Tatsächlich, das Hörspiel ist nicht tot. Statt dessen vermelden immer häufiger Leute aus meinem Freundeskreis, sie hätten da „ges-tern was ganz Tolles im Radio gehört“, ein Feature im Deutschlandradio etwa oder eben ein Hörspiel. Trotzdem haftet diesem einsamen Zuhören einer Sendung, die mindestens eine Stunde dauert, wenn nicht zwei, etwas Verschrobenes an. Es leuchtet aber andererseits auch ein, dass – eher als beim Bücherlesen oder Fernsehen – nebenbei Großes erledigt werden kann, wie etwa Abspülen, Wäschemachen, Fensterputzen.

Der Norddeutsche Rundfunk präsentierte kürzlich seine Hörspielvorhaben für das kommende halbe Jahr. Sie sind erstmalig gänzlich unter der Leitung von Andreas Wang entstanden, der zwar vor einem halben Jahr sein Amt antrat, auf die zuvor geplanten Sendungen dieser Zeit aber wenig Einfluss nehmen konnte. Der große Veränderer ist er nicht. Mit 13 eigenen Produktionen, die im nächsten halben Jahr ihre Ursendung erleben werden, dürften aber dennoch einige Akzente gesetzt werden.

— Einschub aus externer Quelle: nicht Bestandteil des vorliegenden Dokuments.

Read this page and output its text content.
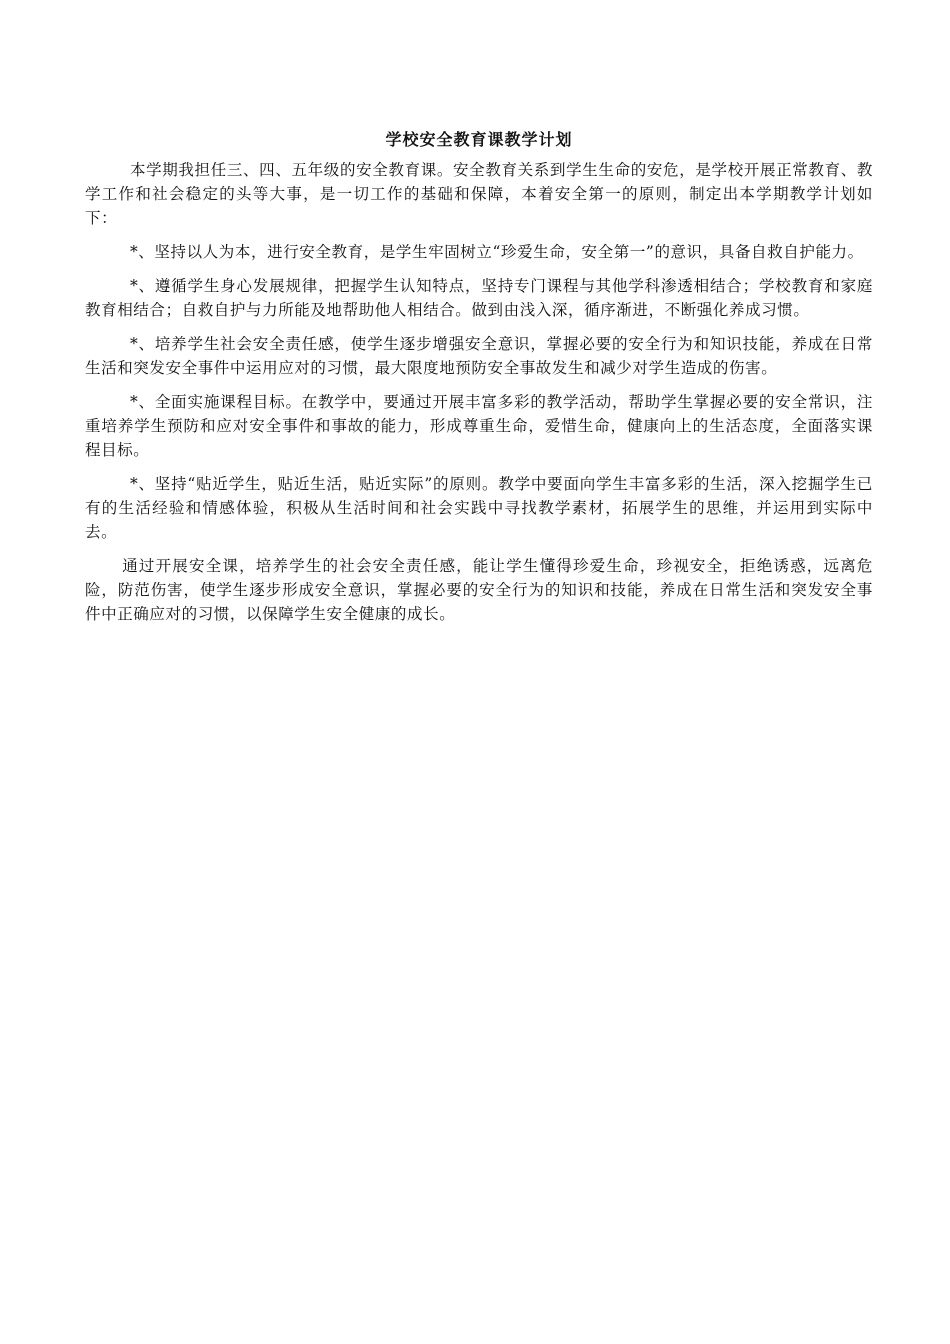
学校安全教育课教学计划

本学期我担任三、四、五年级的安全教育课。安全教育关系到学生生命的安危，是学校开展正常教育、教学工作和社会稳定的头等大事，是一切工作的基础和保障，本着安全第一的原则，制定出本学期教学计划如下：

*、坚持以人为本，进行安全教育，是学生牢固树立“珍爱生命，安全第一”的意识，具备自救自护能力。

*、遵循学生身心发展规律，把握学生认知特点，坚持专门课程与其他学科渗透相结合；学校教育和家庭教育相结合；自救自护与力所能及地帮助他人相结合。做到由浅入深，循序渐进，不断强化养成习惯。

*、培养学生社会安全责任感，使学生逐步增强安全意识，掌握必要的安全行为和知识技能，养成在日常生活和突发安全事件中运用应对的习惯，最大限度地预防安全事故发生和减少对学生造成的伤害。

*、全面实施课程目标。在教学中，要通过开展丰富多彩的教学活动，帮助学生掌握必要的安全常识，注重培养学生预防和应对安全事件和事故的能力，形成尊重生命，爱惜生命，健康向上的生活态度，全面落实课程目标。

*、坚持“贴近学生，贴近生活，贴近实际”的原则。教学中要面向学生丰富多彩的生活，深入挖掘学生已有的生活经验和情感体验，积极从生活时间和社会实践中寻找教学素材，拓展学生的思维，并运用到实际中去。

通过开展安全课，培养学生的社会安全责任感，能让学生懂得珍爱生命，珍视安全，拒绝诱惑，远离危险，防范伤害，使学生逐步形成安全意识，掌握必要的安全行为的知识和技能，养成在日常生活和突发安全事件中正确应对的习惯，以保障学生安全健康的成长。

Keinen festen Sendeplatz hat – trotz ihrer Beliebtheit im letzten halben Jahr – die Reihe „Generation§“ bekommen. Sie wird aber unregelmäßig fortgesetzt mit einer Radiofassung von Kathrin Rögglas Selbstläufer und mit den durch Thomas Ostermeier umgesetzten Disco Pigs von Enda Walsh. Außerdem ist von René Pollesch, der zuletzt im Schauspielhaus world wide web-slums inszenierte, eines seiner älteren Stücke zu hören: Heidi Hoh arbeitet hier nicht mehr liefert ein mechanisches Wortbombardement über Arbeitsformen im Dotcom-Zeitalter.

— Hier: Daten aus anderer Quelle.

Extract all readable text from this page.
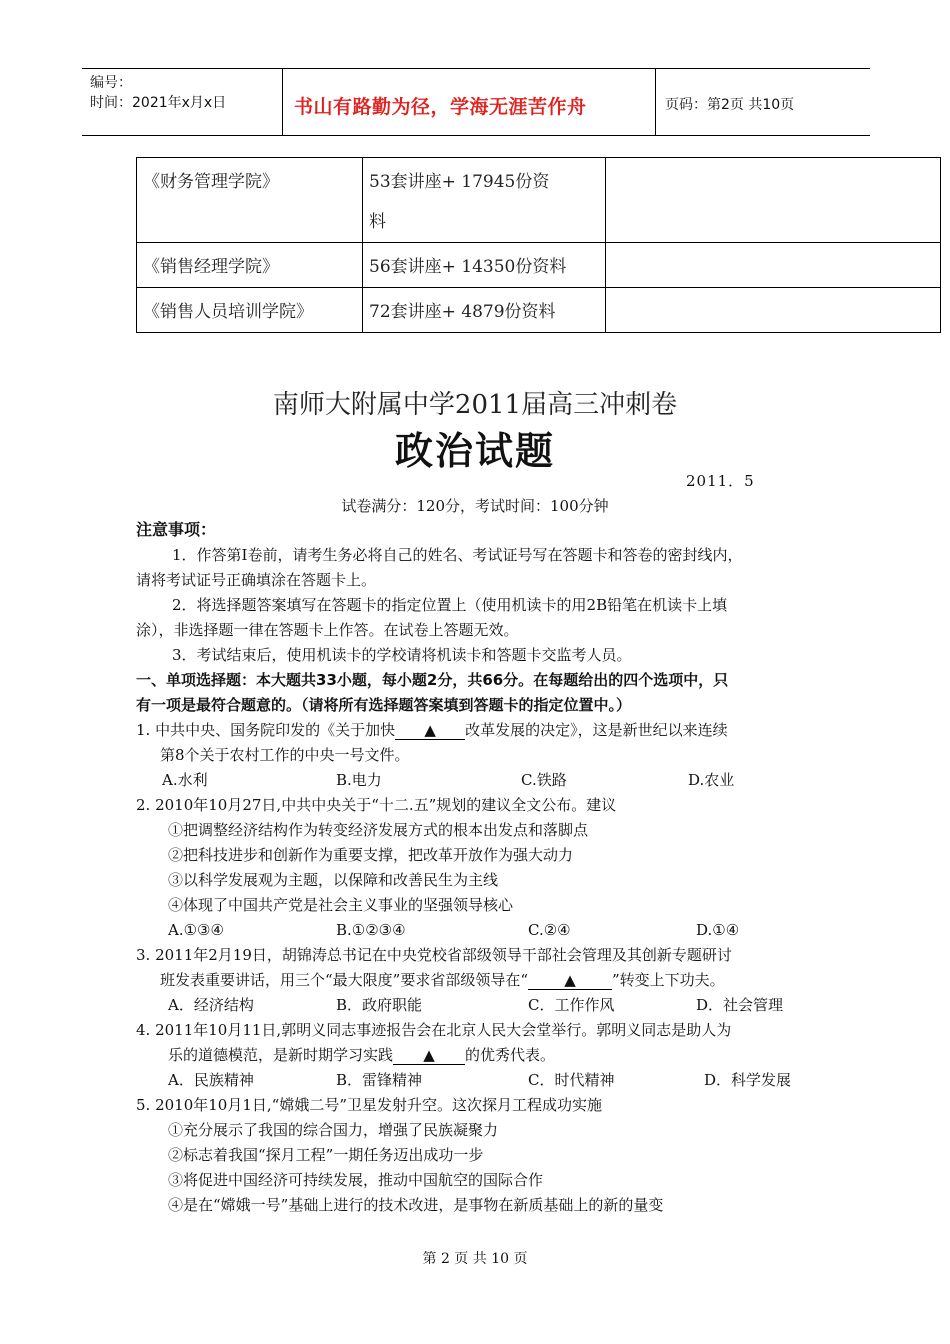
编号：
时间：2021年x月x日	书山有路勤为径，学海无涯苦作舟	页码：第2页 共10页
《财务管理学院》	53套讲座+ 17945份资
料	
《销售经理学院》	56套讲座+ 14350份资料	
《销售人员培训学院》	72套讲座+ 4879份资料	
南师大附属中学2011届高三冲刺卷
政治试题
2011．5
试卷满分：120分，考试时间：100分钟
注意事项：
1．作答第Ⅰ卷前，请考生务必将自己的姓名、考试证号写在答题卡和答卷的密封线内，
请将考试证号正确填涂在答题卡上。
2．将选择题答案填写在答题卡的指定位置上（使用机读卡的用2B铅笔在机读卡上填
涂），非选择题一律在答题卡上作答。在试卷上答题无效。
3．考试结束后，使用机读卡的学校请将机读卡和答题卡交监考人员。
一、单项选择题：本大题共33小题，每小题2分，共66分。在每题给出的四个选项中，只
有一项是最符合题意的。（请将所有选择题答案填到答题卡的指定位置中。）
1. 中共中央、国务院印发的《关于加快 ▲ 改革发展的决定》，这是新世纪以来连续
第8个关于农村工作的中央一号文件。
A.水利	B.电力	C.铁路	D.农业
2. 2010年10月27日,中共中央关于“十二.五”规划的建议全文公布。建议
①把调整经济结构作为转变经济发展方式的根本出发点和落脚点
②把科技进步和创新作为重要支撑，把改革开放作为强大动力
③以科学发展观为主题，以保障和改善民生为主线
④体现了中国共产党是社会主义事业的坚强领导核心
A.①③④	B.①②③④	C.②④	D.①④
3. 2011年2月19日，胡锦涛总书记在中央党校省部级领导干部社会管理及其创新专题研讨
班发表重要讲话，用三个“最大限度”要求省部级领导在“ ▲ ”转变上下功夫。
A．经济结构	B．政府职能	C．工作作风	D．社会管理
4. 2011年10月11日,郭明义同志事迹报告会在北京人民大会堂举行。郭明义同志是助人为
乐的道德模范，是新时期学习实践 ▲ 的优秀代表。
A．民族精神	B．雷锋精神	C．时代精神	D．科学发展
5. 2010年10月1日,“嫦娥二号”卫星发射升空。这次探月工程成功实施
①充分展示了我国的综合国力，增强了民族凝聚力
②标志着我国“探月工程”一期任务迈出成功一步
③将促进中国经济可持续发展，推动中国航空的国际合作
④是在“嫦娥一号”基础上进行的技术改进，是事物在新质基础上的新的量变
第 2 页 共 10 页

Drei neue Reihen mit festen Sendeterminen bestimmen bis Juni 2001 die Programmstruktur. Sieben Sendungen werden jeweils an einem Mittwoch „MachtSzenarien“ beleuchten. Den Auftakt zur Reihe gibt eine Hörspielumsetzung von António Lobo Antunes' Das Handbuch der Inquisitoren, in dem der portugiesische Autor Macht als ein Netzwerk skizziert, an dem auch die vermeintlich Unterdrückten ihren Anteil haben. Hörspielfassungen der Texte von Joseph Brodsky, Klaus Mann und Leopold von Sacher-Masoch setzen in den Folgemonaten die Reihe fort. Mit Der Horatier und Roman Dogs hat Heiner Goebbels nach Vorlagen von Titus Livius, Pierre Corneille, William Faulkner und Heiner Müller seine Auseinandersetzung mit dem Thema Macht in eine Collage umgesetzt, zwischen Opernrezitativ und Rap.

Unter dem Titel „Tischgespräche“ versammelt der NDR Hörspiele, die das Miteinander und die Konflikte von Leuten entlang von Gesprächen bei Tisch auffächern. Unter anderem wurde für diese Reihe das Stück Cigla des kroatischen Autors Filip Sovagovic produziert, in dem die unterschiedlichen Positionen von vier Brüdern zum kroatisch-serbisch-bosnischen Krieg aufeinander prallen.

Endlich auch im Norden wird – in der Reihe „Wir Nomaden“ – eine Compilation von sechs Episoden aus Jack Kerouacs On the Road zu hören sein. Der Bayrische Rundfunk hat sie 1998 durch Thomas Gary, Susanne Brokesch, Hans Platzgumer, Mike Ink, Patrick Pulsinger und Erdem Tunakan umsetzen lassen, mit den Stimmen von Smudo, Schorsch Kamerun, Kris-tof Schreuf, Christiane Rösinger und Rebecca Giese. Mit Der einäugige Karpfen des Literaturnobelpreisträgers Kenzaburo Oe steuert der NDR auch eine Eigenproduktion zur Reihe bei, die Formen und Motive des Unterwegsseins beleuchten soll.